By M.V.Ramakrishnan

Saturday, January 19, 2013

Maestro Ravi Shankar Mows Down Music Critics!

My memories of Sitar maestro Ravi Shankar are spread over almost 50 years, and it's one of the greatest joys of my life that I was able to write about his music and personality on several significant occasions.  One of those occasions was purely imaginary and was concocted by me in a humorous vein in the evening paper in New Delhi;  but it was actually a forceful comment on a very serious and intricate issue concerning Indian classical music which still remains to be resolved satisfactorily.   I did have an opportunity several years later to show it to Ravi Shankar, who had a hearty laugh.
By the way, for the benefit of foreign readers who may not be familiar with Indian music and names, let me add a glossary of native terms figuring in the article below.  (I must also mention that the names Sitar Ali Khan and Veenachalam are imaginary, but they bear a striking resemblance to real-life Indian names like Amjad Ali Khan or Arunachalam). 
Carnatic/Hindustani music:  Classical music of South/North India.
Jugal-bandhi:  In Hindustani music, a joint venture between musicians belonging to different disciplines or schools of music.  Extended use, to indicate joint ventures between Carnatic and Hindustani music
Pandit/Ustad:  In Hindustani music, traditional titles adopted by musicians belonging to Hindu/Muslim faiths --  hence Pandit Ravi Shankar, Ustad Bismillah Khan
Sitar/Veena:  Important string instruments of North/South India
Tanpur:  String instrument providing a continuous background drone in Hindustani music  (cf. tambura in Carnatic music)
Tablah/Mridangam:  Main percussion instruments in Hindustani/Carnatic music.
Vidwan:  Accomplished musician, in Carnatic music (cf. feminine Vidushi)
Evening News, New Delhi
9 June 1978

Music critics and mince-meat
 (with apologies to Ravi Shankar)
Sitar maestro Ravi Shankar, it is reported in the Press, has come out with some strong comments against music critics in India in his autobiography which is being serialized in a Bengali weekly.  According to him, says the report, they are "scholars in language but paupers in music."
But Ravi Shankar is not the only musician with a grouse against music critics.  The enterprising musicians Vidwan Veenachalam and Ustad Sitar Ali Khan have been hounded by music critics ever since they started experimenting with the so-called 'Carnatic-Hindustani jugal-bandhi.'

After their first jugal-bandhi in Madras in 1973, a critic there wrote that Hindustani music had unduly dominated the event, reducing Veenachalam's role to that of a mere accompanist, and that all basic elements of Carnatic music had been dumped in the Bay of Bengal.

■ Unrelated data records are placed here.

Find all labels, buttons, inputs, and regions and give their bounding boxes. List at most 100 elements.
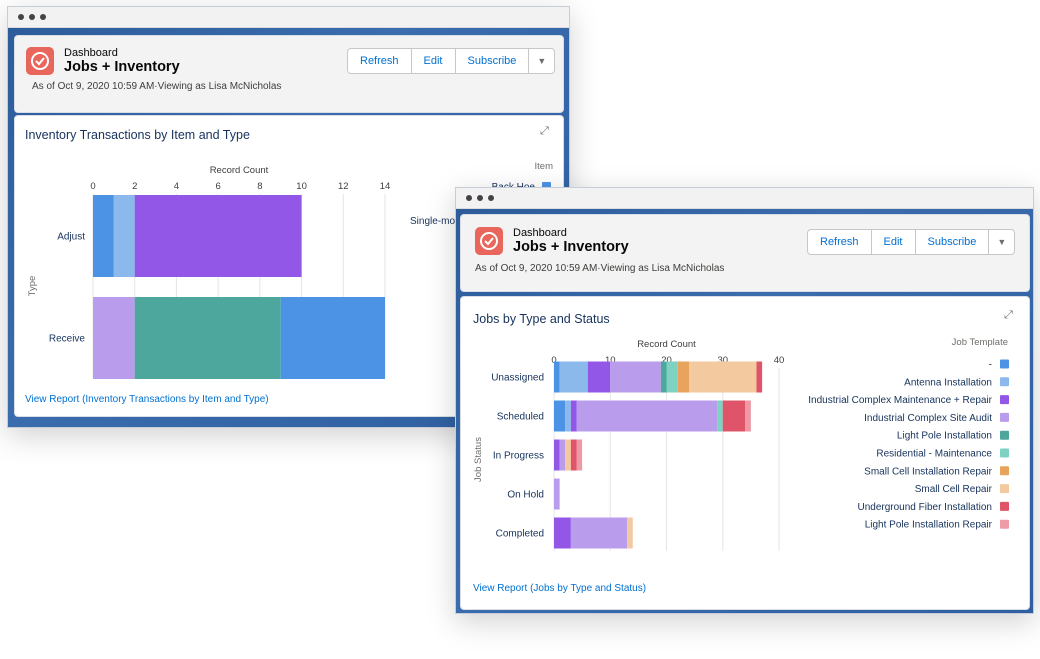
- legend-swatch: [1000, 448, 1009, 458]
- chevron-down-icon[interactable]: ▼: [537, 56, 547, 66]
- chart-inventory: Record Count 0 2 4 6 8 10 12 14 Type Adjust Receive…: [27, 161, 553, 379]
- legend-swatch: [1000, 395, 1009, 405]
- x-tick-label: 40: [774, 355, 785, 366]
- bar-segment: [627, 517, 633, 549]
- subscribe-button[interactable]: Subscribe: [916, 230, 990, 254]
- legend-swatch: [1000, 484, 1009, 494]
- bar-segment: [570, 400, 577, 432]
- dashboard-title: Jobs + Inventory: [64, 59, 180, 75]
- category-label: Scheduled: [497, 412, 544, 423]
- legend-label: Single-mo: [410, 216, 455, 227]
- bar-segment: [745, 400, 751, 432]
- bar-segment: [689, 361, 757, 393]
- dashboard-type-label: Dashboard: [64, 47, 118, 59]
- x-axis-label: Record Count: [637, 339, 696, 350]
- category-label: In Progress: [493, 451, 544, 462]
- dashboard-window-front: Dashboard Jobs + Inventory As of Oct 9, …: [455, 187, 1034, 614]
- edit-button[interactable]: Edit: [872, 230, 916, 254]
- dashboard-logo-icon: [475, 227, 503, 255]
- window-titlebar: [8, 7, 569, 28]
- card-title: Jobs by Type and Status: [473, 312, 610, 326]
- x-tick-label: 12: [338, 181, 349, 192]
- bar-segment: [570, 517, 628, 549]
- refresh-button[interactable]: Refresh: [808, 230, 872, 254]
- bar-segment: [565, 439, 571, 471]
- bar-segment: [134, 297, 281, 379]
- category-label: Unassigned: [491, 373, 544, 384]
- category-label: Receive: [49, 334, 86, 345]
- refresh-button[interactable]: Refresh: [348, 49, 412, 73]
- bar-segment: [666, 361, 678, 393]
- legend-swatch: [1000, 359, 1009, 369]
- bar-segment: [717, 400, 723, 432]
- x-axis-label: Record Count: [210, 165, 269, 176]
- dashboard-title: Jobs + Inventory: [513, 239, 629, 255]
- expand-icon[interactable]: ⤢: [540, 125, 549, 137]
- bar-segment: [93, 195, 114, 277]
- view-report-link[interactable]: View Report (Inventory Transactions by I…: [25, 394, 269, 405]
- window-titlebar: [456, 188, 1033, 209]
- y-axis-label: Type: [27, 276, 38, 297]
- bar-segment: [93, 297, 135, 379]
- bar-segment: [610, 361, 661, 393]
- legend-label: Small Cell Repair: [915, 484, 993, 495]
- bar-segment: [722, 400, 746, 432]
- legend-label: Light Pole Installation: [897, 431, 992, 442]
- expand-icon[interactable]: ⤢: [1004, 309, 1013, 321]
- legend-label: -: [989, 360, 992, 371]
- legend-label: Light Pole Installation Repair: [865, 520, 993, 531]
- window-controls[interactable]: [18, 14, 46, 20]
- legend-swatch: [1000, 501, 1009, 511]
- bar-segment: [554, 361, 560, 393]
- legend-swatch: [1000, 519, 1009, 529]
- legend-label: Industrial Complex Site Audit: [864, 413, 992, 424]
- x-tick-label: 0: [90, 181, 95, 192]
- category-label: Completed: [496, 529, 544, 540]
- bar-segment: [280, 297, 385, 379]
- x-tick-label: 10: [296, 181, 307, 192]
- x-tick-label: 10: [605, 355, 616, 366]
- view-report-link[interactable]: View Report (Jobs by Type and Status): [473, 583, 647, 594]
- x-tick-label: 20: [661, 355, 672, 366]
- bar-segment: [565, 400, 571, 432]
- bar-segment: [576, 400, 718, 432]
- dashboard-logo-icon: [26, 47, 54, 75]
- bar-segment: [134, 195, 302, 277]
- legend-swatch: [1000, 412, 1009, 422]
- dashboard-type-label: Dashboard: [513, 227, 567, 239]
- bar-segment: [660, 361, 667, 393]
- bar-segment: [554, 517, 571, 549]
- bar-segment: [554, 439, 560, 471]
- category-label: Adjust: [57, 232, 85, 243]
- chevron-down-icon[interactable]: ▼: [997, 237, 1007, 247]
- legend-label: Industrial Complex Maintenance + Repair: [808, 395, 992, 406]
- edit-button[interactable]: Edit: [412, 49, 456, 73]
- dashboard-subtitle: As of Oct 9, 2020 10:59 AM·Viewing as Li…: [32, 81, 282, 92]
- legend-swatch: [1000, 377, 1009, 387]
- x-tick-label: 30: [717, 355, 728, 366]
- x-tick-label: 8: [257, 181, 262, 192]
- legend-swatch: [1000, 430, 1009, 440]
- x-tick-label: 0: [551, 355, 556, 366]
- bar-segment: [559, 361, 588, 393]
- x-tick-label: 14: [380, 181, 391, 192]
- dashboard-header: Dashboard Jobs + Inventory As of Oct 9, …: [14, 35, 564, 113]
- x-tick-label: 4: [174, 181, 179, 192]
- window-controls[interactable]: [466, 195, 494, 201]
- legend-label: Residential - Maintenance: [876, 449, 992, 460]
- legend-label: Antenna Installation: [904, 377, 992, 388]
- dashboard-header: Dashboard Jobs + Inventory As of Oct 9, …: [460, 214, 1030, 292]
- bar-segment: [113, 195, 135, 277]
- subscribe-button[interactable]: Subscribe: [456, 49, 530, 73]
- bar-segment: [570, 439, 577, 471]
- dashboard-window-back: Dashboard Jobs + Inventory As of Oct 9, …: [7, 6, 570, 428]
- dashboard-subtitle: As of Oct 9, 2020 10:59 AM·Viewing as Li…: [475, 263, 725, 274]
- chart-jobs: Record Count 0 10 20 30 40 Job Status Unassigne…: [473, 337, 1009, 551]
- bar-segment: [576, 439, 583, 471]
- card-title: Inventory Transactions by Item and Type: [25, 128, 250, 142]
- bar-segment: [554, 400, 566, 432]
- legend-swatch: [1000, 466, 1009, 476]
- y-axis-label: Job Status: [473, 437, 484, 482]
- legend-title: Job Template: [952, 337, 1008, 348]
- bar-segment: [554, 478, 560, 510]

The musicians thought over the matter carefully;  and when they gave their next jugal-bandhi recital in Bombay in 1974, Sitar Ali Khan was more restrained and let Veenachalam have his way in many things.  A Bombay critic wrote that the Northern musician had been swamped by his colleague from the South, and that Hindustani music had been consigned to the Arabian Sea.

So, when they performed again together in Calcutta in 1975, the musicians tried to be absolutely fair to each other, and both of them under-played their roles.  And a Calcutta critic wrote that both of them were acting like dummies, and had merely accompanied the tanpur-player.

So in their jugal-bandhi in Ahmedabad in 1976, they had a word with the tanpur-player and asked him to tone down his instrument.  The upshot of it was that an Ahmedabad critic promptly said the tablah-player had made mince-meat out of the mridangam-player and the concert was a fiasco.
When the jugal-bandhists gave a performance in Madras again in 1977, they cautioned the tablah-player.  This time they thought they had everything squared up properly.  But our old friend, the music critic, was not impressed:  he asserted that the mridangam-player had swallowed the tablah-player.
I am sure Pandit Ravi Shankar knows all about the woes of Vidwan Veenachalam and Ustad Sitar Ali Khan, for I understand from reliable sources that they met the Maestro some time ago and asked for moral support.

"Don't worry!"  Ravi Shankar is reported to have told them.  "My autobiography will be appearing soon in a Bengali weekly.  I will be making mince-meat of the music critics, and you can swallow them!"


Postscript, 2013
So far as I can see, enterprising Carnatic and Hindustani musicians (both old and young, whether famous or otherwise) are by and large still struggling to achieve a proper equilibrium in their provocative joint ventures.   They do manage to get things right sometimes, but that usually seems to be a matter of chance rather than of cultivated control.  Of course, there are some exceptional cases where excellence and success are the natural results of such endeavours.

Both before and after I wrote the above light-hearted article, I had/have written several serious reviews and essays on such North-South encounters (as well as similar East-West encounters, between Indian and foreign musicians). I shall pull them out from my records in due course, for a critical re-look at these endlessly ongoing experiments.